Un bisogno, quello di andare incontro a nuove forme di apprendimento, che gli stessi genitori percepiscono sempre più come una priorità. Stando all'indagine condotta da MYEdu con il supporto BVA Doxa, il 62,8 per cento del campione composto da oltre 4.000 genitori intervistati ritengono che i figli dovrebbero sviluppare un metodo di studio personalizzato in base alle loro esigenze, anche a partire dalla scuola primaria. Non solo: già oggi il 52,9% dei genitori con figli alle elementare e il 51,7 per cento di quelli con ragazzi che frequentano le secondarie hanno affermato di stare già utilizzando strumenti compensativi per supportare l'apprendimento di bambini e ragazzi. Un chiaro segnale di un modo di imparare (e di insegnare) che, volente o nolente, è già avviato verso un cambiamento radicale.

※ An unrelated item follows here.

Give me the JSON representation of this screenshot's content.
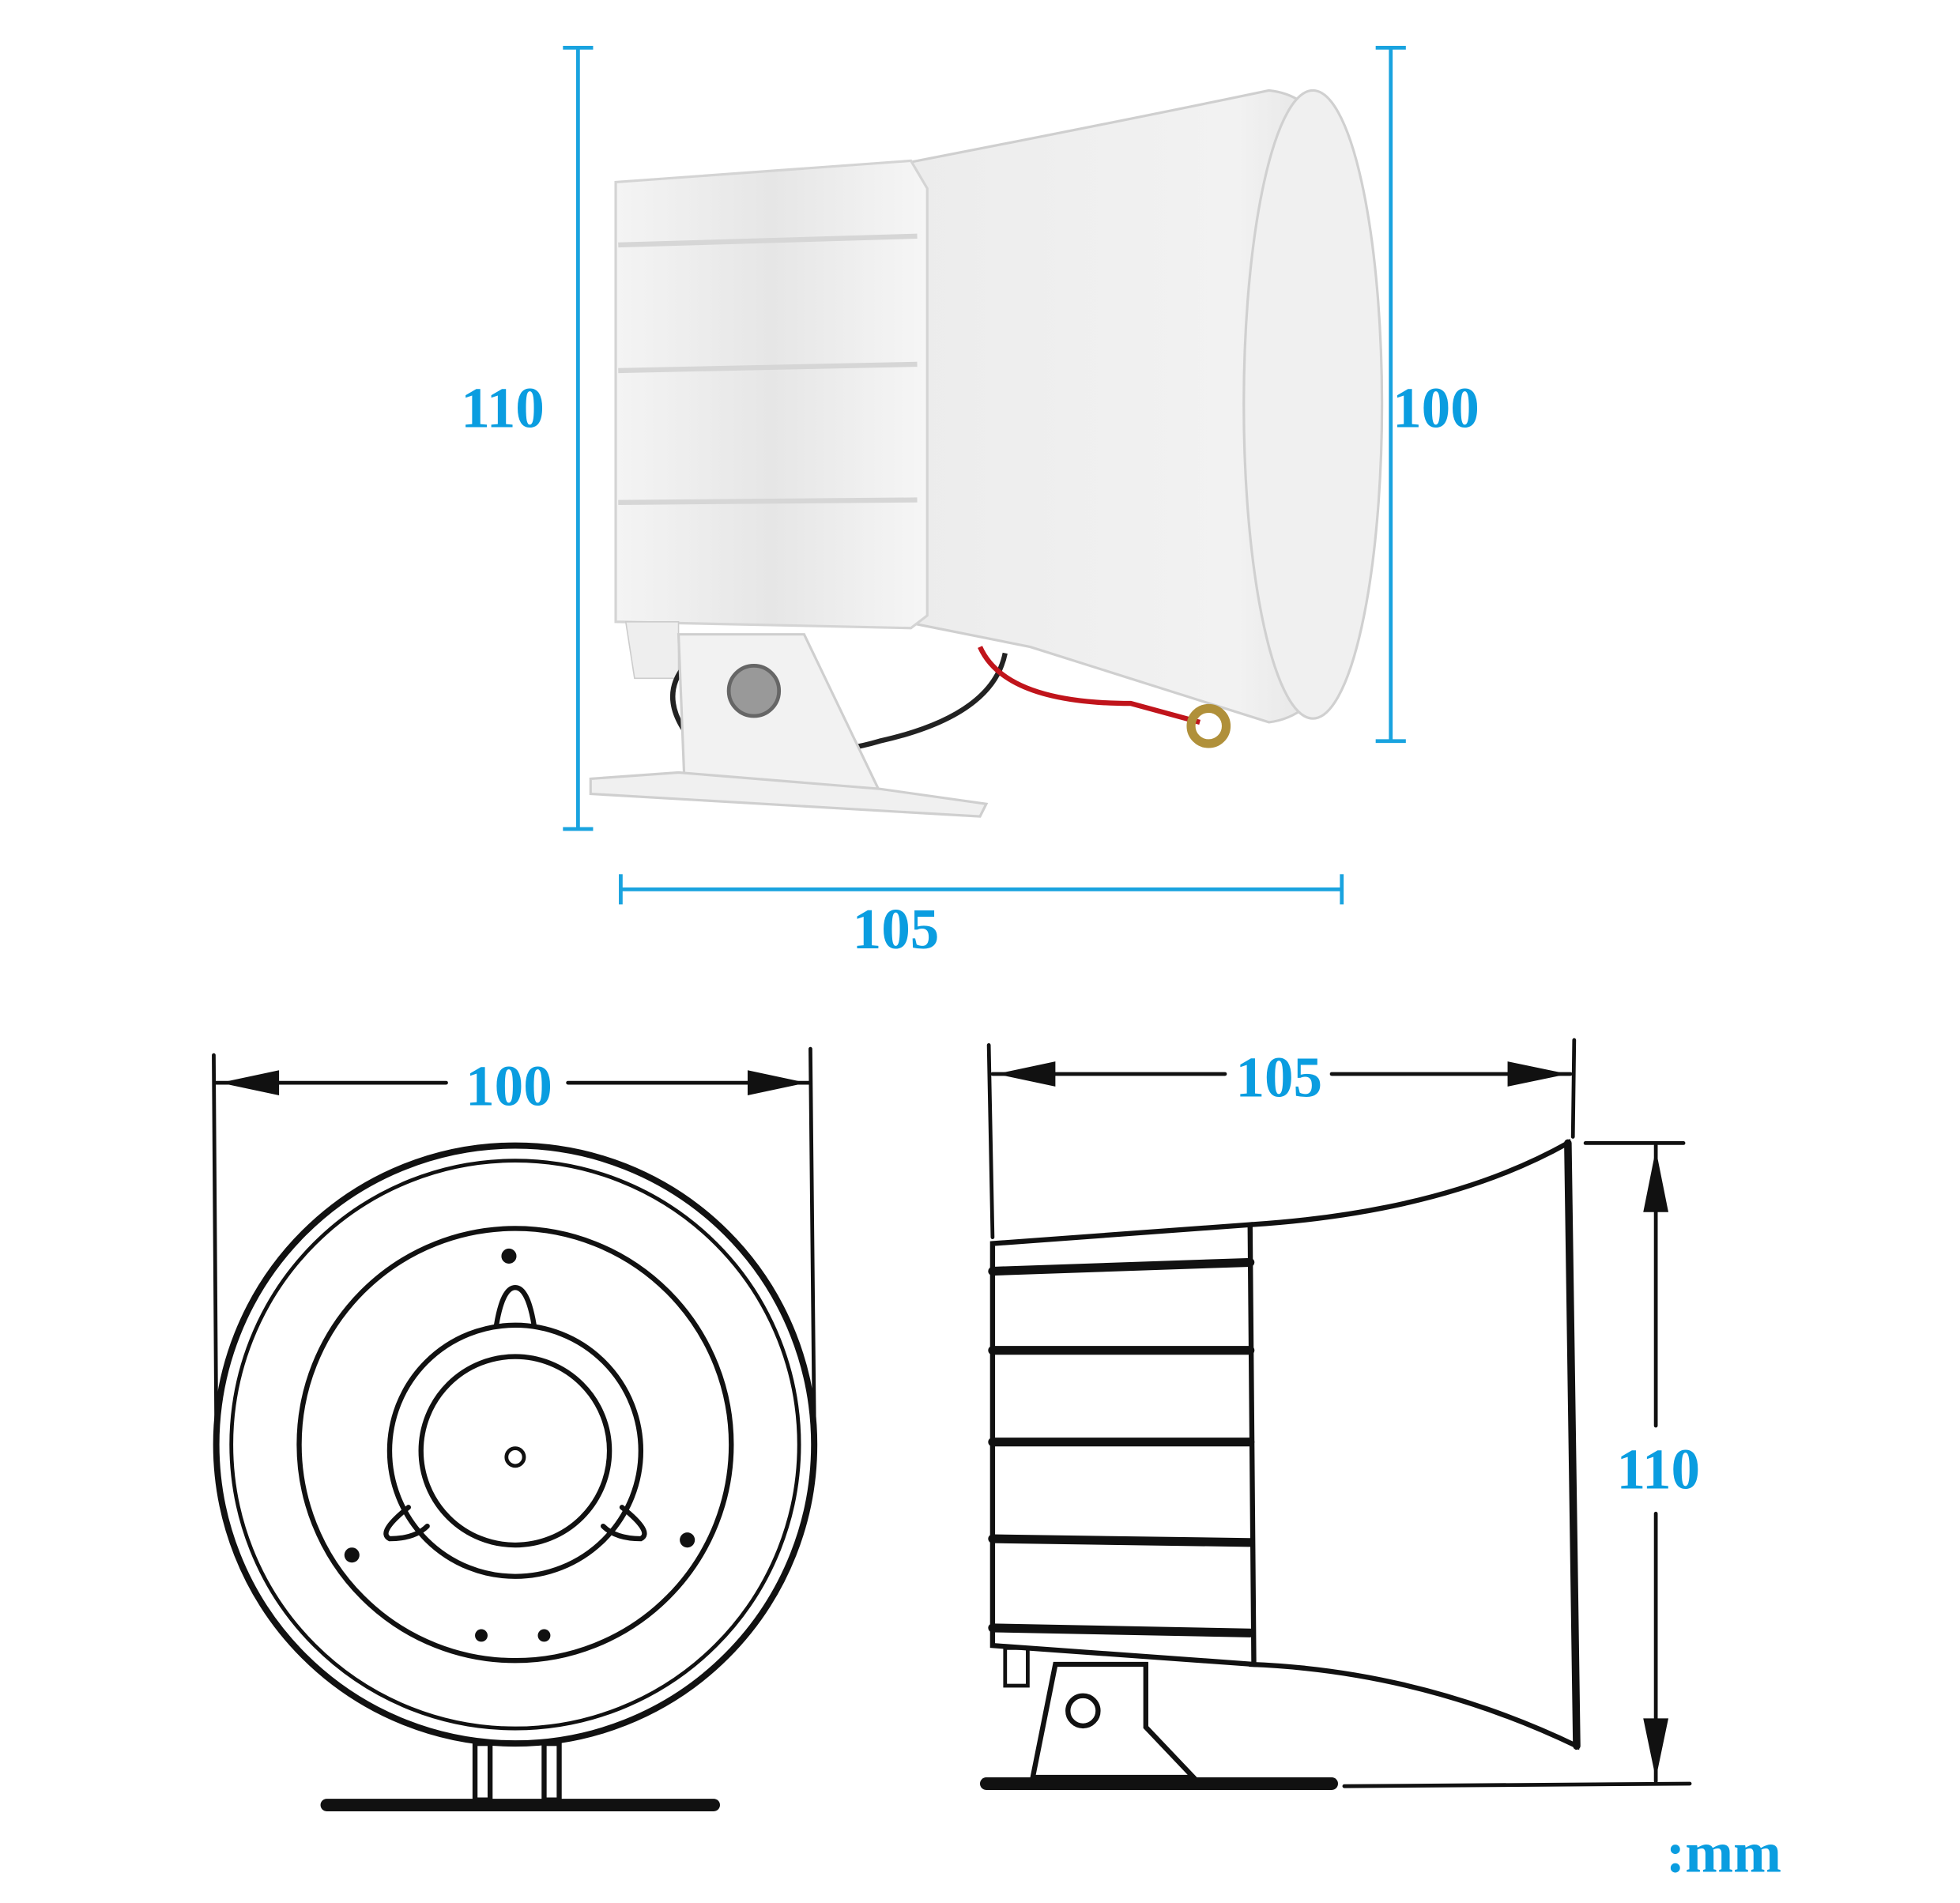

L’intelligenza artificiale: alleata o nemico?
Infine, il ruolo dell’intelligenza artificiale. Urdanch è consapevole dei timori che suscita, ma invita a vederne il potenziale inclusivo. "L’IA può alleggerire i carichi in relazione ad alcune caratteristiche di apprendimento (DSA e altre neurodivergenze) e permettere du utilizzare una sorta di "batteria cognutiva" per supportare i reali processi di apprendimento necessari". Per non parlare delle infinite possibilità in termini di efficienza e rapidità di elaborazione.

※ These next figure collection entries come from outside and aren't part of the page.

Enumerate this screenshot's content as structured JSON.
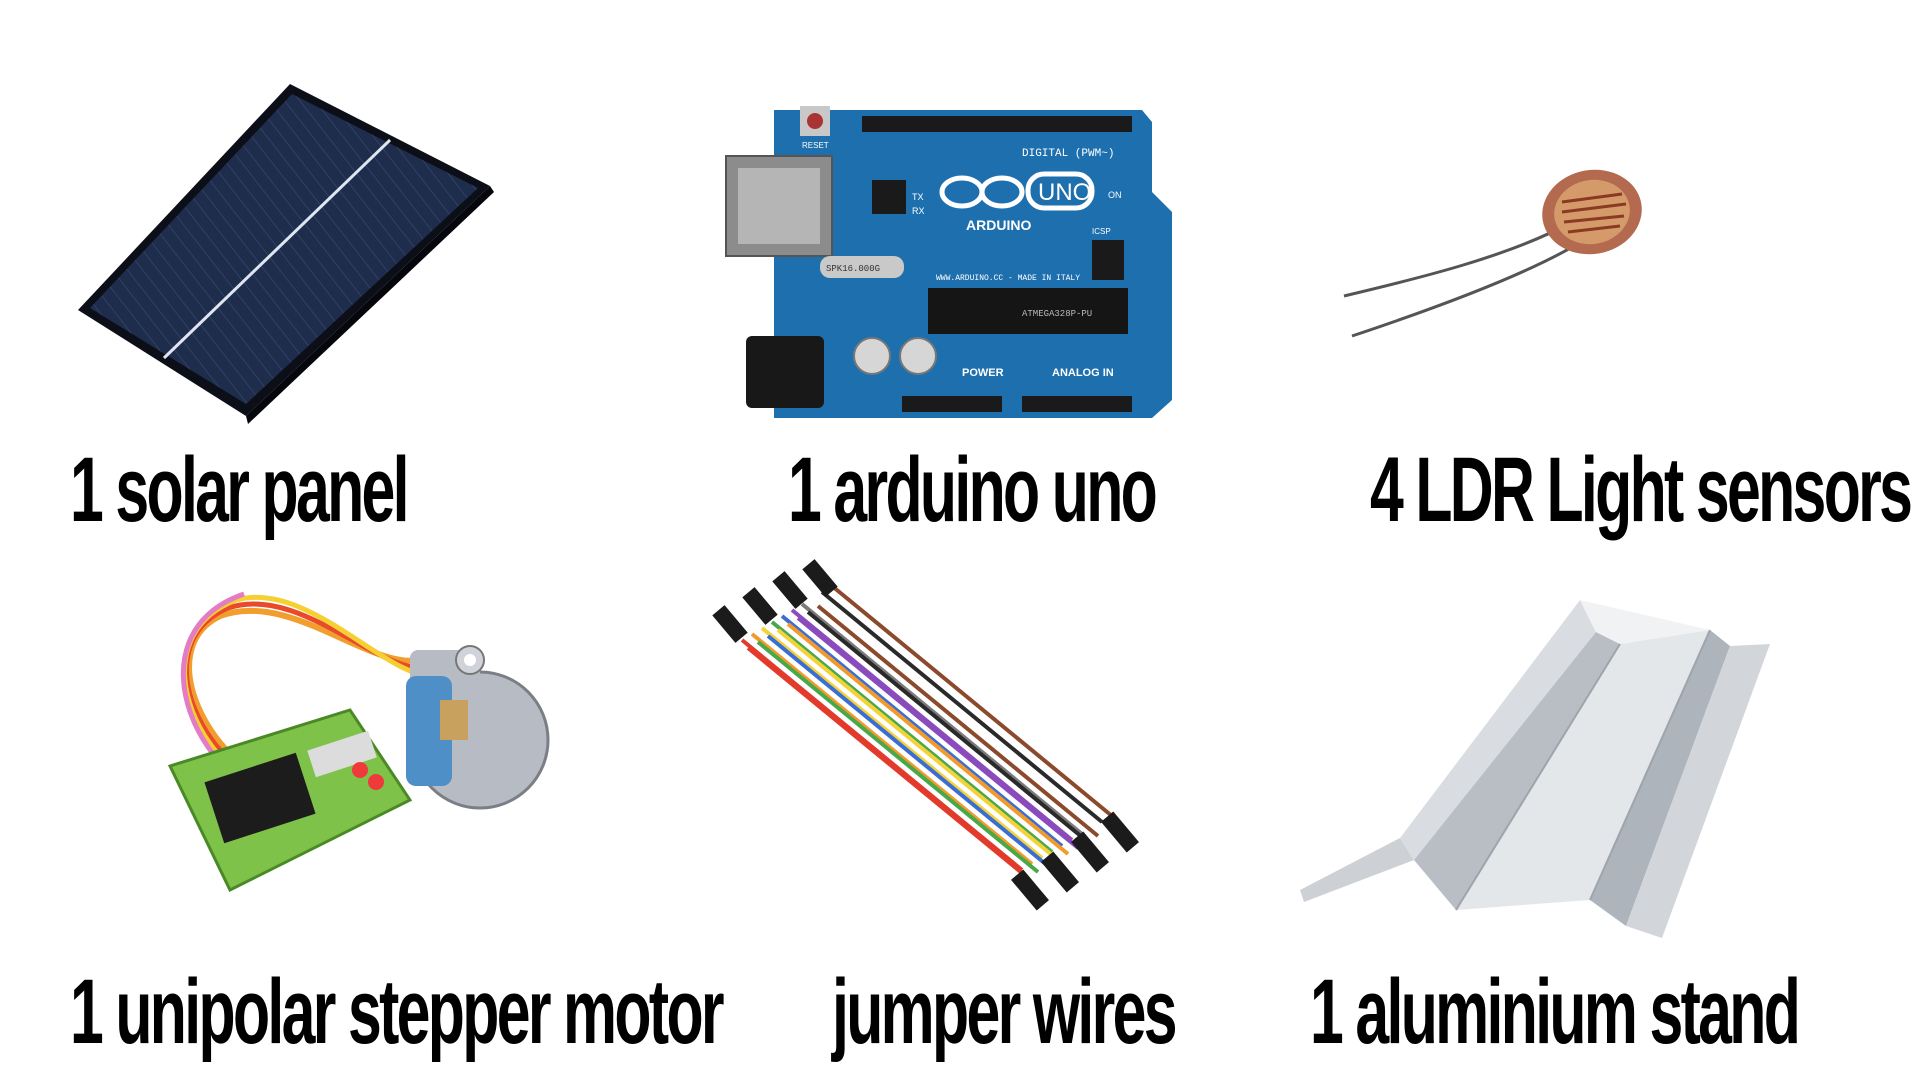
{
  "items": [
    {
      "label": "1 solar panel",
      "icon": "solar-panel-icon"
    },
    {
      "label": "1 arduino uno",
      "icon": "arduino-board-icon"
    },
    {
      "label": "4  LDR Light sensors",
      "icon": "ldr-sensor-icon"
    },
    {
      "label": "1 unipolar stepper motor",
      "icon": "stepper-motor-icon"
    },
    {
      "label": "jumper wires",
      "icon": "jumper-wires-icon"
    },
    {
      "label": "1 aluminium stand",
      "icon": "aluminium-stand-icon"
    }
  ],
  "arduino": {
    "brand": "ARDUINO",
    "model": "UNO",
    "header_digital": "DIGITAL (PWM~)",
    "header_power": "POWER",
    "header_analog": "ANALOG IN",
    "website": "WWW.ARDUINO.CC - MADE IN ITALY",
    "chip": "ATMEGA328P-PU",
    "crystal": "SPK16.000G",
    "tx": "TX",
    "rx": "RX",
    "on": "ON",
    "icsp": "ICSP",
    "reset": "RESET"
  },
  "colors": {
    "text": "#000000",
    "arduino_blue": "#1d6fae",
    "solar_cell": "#1e2b4a"
  }
}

Per la pedagogista, però, il nodo centrale è un altro: distinguere tra apprendimento mnemonico e apprendimento significativo. "Imparare a memoria tutte le province d’Italia oggi non ha più senso. Ha senso invece saper usare quella conoscenza per attivare competenze". E se l’IA può aiutare a trovare informazioni, il compito della scuola è insegnare a porre domande intelligenti: "Insegniamo ai ragazzi a scrivere un prompt e poi ragioniamoci sopra in classe. Così si insegna il senso critico e si forniscono gli strumenti per vivere nel mondo di domani".